Y en junio de 1963 aparece “Rayuela”, el uppercut definitivo al establishment literario. El pequeño ladrillo negro de 12 x 18 arrojado irónicamente a la cabeza de los “tortugones amoratados”, los guardianes de la gran literatura. Cortázar había pensado escribir un libro para gente de su edad, de su generación, y para su gran sorpresa el libro encontró a los lectores cómplices entre los jóvenes. Cortázar creyó entonces que fueron los jóvenes los que encontraron algo que los impresionó porque en “’Rayuela’ no hay ninguna lección. A los jóvenes no les gusta que les den lecciones. Los adultos aceptan ciertas lecciones. Los jóvenes no. Los jóvenes encontraban allí sus propias preguntas, sus angustias de todos los días, de adolescentes y de primera juventud, el hecho de que no se sienten cómodos en el mundo en que están viviendo, en el mundo de los padres”.
Para entonces Julio Cortázar había plantado a la literatura la sonora y definitiva “cachetada metafísica”, había conseguido que el humor volviera a entrar por la puerta grande de la historia literaria y a la vez dejaba plasmadas todas sus preguntas existenciales. “Rayuela” resultaba ser un juego regido por un código estricto y restringido que suponía un esfuerzo inicial pero con premio seguro para quienes consiguieran hacer llegar el tejo hasta el final. “Rayuela”, como la vida misma, el símbolo del afuera y el adentro, el lado de allá y el lado de acá, las dos orillas, los puentes, los pasajes, el doble, el otro, los espejos, las ventanas, los umbrales... el pasaje natural de la escritura a la vida, del sueño a la vigilia.
Para Cortázar “Rayuela” fue una novela situada antes de su toma de conciencia política e ideológica, antes de su primer viaje a Cuba. Fue un libro escrito sin ningún plan, a partir de papelitos y libretitas donde había ido anotando cosas durante años, en cafés y épocas diferentes. En 1983, a veinte años de la publicación de “Rayuela”, Cortázar aceptó que aun siendo un libro “que no dice una sola palabra de política, que no se ocupa para nada de la geopolítica, contiene al mismo tiempo una serie de elementos explosivos que hay que considerar como revolucionarios” y que coincidía con un “panorama de inquietud, de cuestionamiento y de rebelión que sentían los jóvenes latinoamericanos”.

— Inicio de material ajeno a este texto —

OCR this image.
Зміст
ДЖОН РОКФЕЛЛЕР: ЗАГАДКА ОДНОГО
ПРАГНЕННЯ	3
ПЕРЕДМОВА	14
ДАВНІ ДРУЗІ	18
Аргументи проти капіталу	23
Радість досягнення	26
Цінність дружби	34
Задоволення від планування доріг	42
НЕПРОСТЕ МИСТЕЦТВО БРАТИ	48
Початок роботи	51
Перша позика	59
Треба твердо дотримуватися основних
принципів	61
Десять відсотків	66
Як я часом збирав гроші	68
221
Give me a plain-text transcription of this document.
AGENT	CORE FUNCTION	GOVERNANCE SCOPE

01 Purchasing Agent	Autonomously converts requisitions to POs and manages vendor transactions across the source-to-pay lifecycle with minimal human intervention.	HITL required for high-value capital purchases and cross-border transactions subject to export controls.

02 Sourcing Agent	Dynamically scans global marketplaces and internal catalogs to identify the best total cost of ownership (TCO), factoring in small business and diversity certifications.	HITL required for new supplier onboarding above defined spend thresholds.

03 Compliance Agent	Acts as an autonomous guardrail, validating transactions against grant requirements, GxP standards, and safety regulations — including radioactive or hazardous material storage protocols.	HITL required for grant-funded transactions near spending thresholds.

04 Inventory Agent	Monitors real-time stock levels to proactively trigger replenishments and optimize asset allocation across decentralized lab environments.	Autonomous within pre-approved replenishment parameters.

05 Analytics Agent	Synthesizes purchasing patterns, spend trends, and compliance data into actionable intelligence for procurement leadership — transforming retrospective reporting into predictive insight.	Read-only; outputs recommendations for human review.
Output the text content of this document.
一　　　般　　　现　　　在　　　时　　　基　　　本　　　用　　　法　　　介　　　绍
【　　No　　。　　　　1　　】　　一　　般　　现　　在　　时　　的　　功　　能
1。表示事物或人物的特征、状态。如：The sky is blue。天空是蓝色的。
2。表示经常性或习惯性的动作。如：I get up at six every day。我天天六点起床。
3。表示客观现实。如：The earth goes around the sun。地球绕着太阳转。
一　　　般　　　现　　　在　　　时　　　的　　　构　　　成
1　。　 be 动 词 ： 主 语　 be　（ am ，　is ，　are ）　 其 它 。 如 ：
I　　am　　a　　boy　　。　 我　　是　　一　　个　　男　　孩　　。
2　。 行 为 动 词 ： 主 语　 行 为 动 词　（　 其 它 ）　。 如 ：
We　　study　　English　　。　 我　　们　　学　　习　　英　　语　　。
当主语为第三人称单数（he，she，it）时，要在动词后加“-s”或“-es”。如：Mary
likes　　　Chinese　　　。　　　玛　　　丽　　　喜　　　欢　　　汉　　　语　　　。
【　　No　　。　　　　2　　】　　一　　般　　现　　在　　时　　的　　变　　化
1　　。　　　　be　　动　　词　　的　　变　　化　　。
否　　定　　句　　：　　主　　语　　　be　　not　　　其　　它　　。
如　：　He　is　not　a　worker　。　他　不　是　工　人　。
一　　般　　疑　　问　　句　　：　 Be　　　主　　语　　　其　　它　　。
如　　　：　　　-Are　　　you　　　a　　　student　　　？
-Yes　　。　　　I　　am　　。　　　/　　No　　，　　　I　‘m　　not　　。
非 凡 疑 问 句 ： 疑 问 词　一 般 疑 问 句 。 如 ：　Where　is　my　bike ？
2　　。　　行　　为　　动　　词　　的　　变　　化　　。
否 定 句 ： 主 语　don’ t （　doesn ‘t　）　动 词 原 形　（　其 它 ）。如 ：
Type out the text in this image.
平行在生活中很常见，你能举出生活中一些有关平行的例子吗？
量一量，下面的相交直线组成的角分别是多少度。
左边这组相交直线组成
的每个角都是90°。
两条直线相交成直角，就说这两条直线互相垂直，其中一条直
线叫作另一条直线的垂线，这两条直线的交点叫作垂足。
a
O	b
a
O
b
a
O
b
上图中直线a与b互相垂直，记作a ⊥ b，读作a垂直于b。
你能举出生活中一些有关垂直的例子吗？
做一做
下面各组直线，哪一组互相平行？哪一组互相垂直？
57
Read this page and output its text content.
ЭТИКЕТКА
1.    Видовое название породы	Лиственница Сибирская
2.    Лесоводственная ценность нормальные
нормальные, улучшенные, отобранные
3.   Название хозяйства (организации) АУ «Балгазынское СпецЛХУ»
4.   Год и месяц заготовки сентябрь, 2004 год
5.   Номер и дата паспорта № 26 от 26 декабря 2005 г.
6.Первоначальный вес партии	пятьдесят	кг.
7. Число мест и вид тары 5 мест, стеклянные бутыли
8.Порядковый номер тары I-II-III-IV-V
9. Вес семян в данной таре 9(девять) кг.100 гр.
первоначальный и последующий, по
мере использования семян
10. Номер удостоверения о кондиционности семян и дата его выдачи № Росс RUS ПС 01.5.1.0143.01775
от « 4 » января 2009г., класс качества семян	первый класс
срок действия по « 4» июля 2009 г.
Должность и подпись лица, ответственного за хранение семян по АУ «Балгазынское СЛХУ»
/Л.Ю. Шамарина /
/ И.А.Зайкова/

En el contexto de la gestación de “Rayuela” están los primeros años de la revolución cubana, la crisis de los misiles, la independencia de Argelia -que conmociona a la sociedad francesa y a sus intelectuales- , la muerte de Juan XXIII, la guerra de Vietnam, el asesinato de John Kennedy, la preparación del escenario del conflicto palestino-israelí, reaparecen los fantasmas del exterminio judío con el juicio a Eichmann... y nacen The Beatles. Por eso es tan contundente la tentativa de cambiar la realidad, desde la realidad, desde el presente. Pero, siempre es el humor, llevado hasta sus últimas consecuencias, lo que redime a los personajes del horror, de la soledad, de la muerte. Lo que nos consuela a sus lectores, tras veinte años de soledad.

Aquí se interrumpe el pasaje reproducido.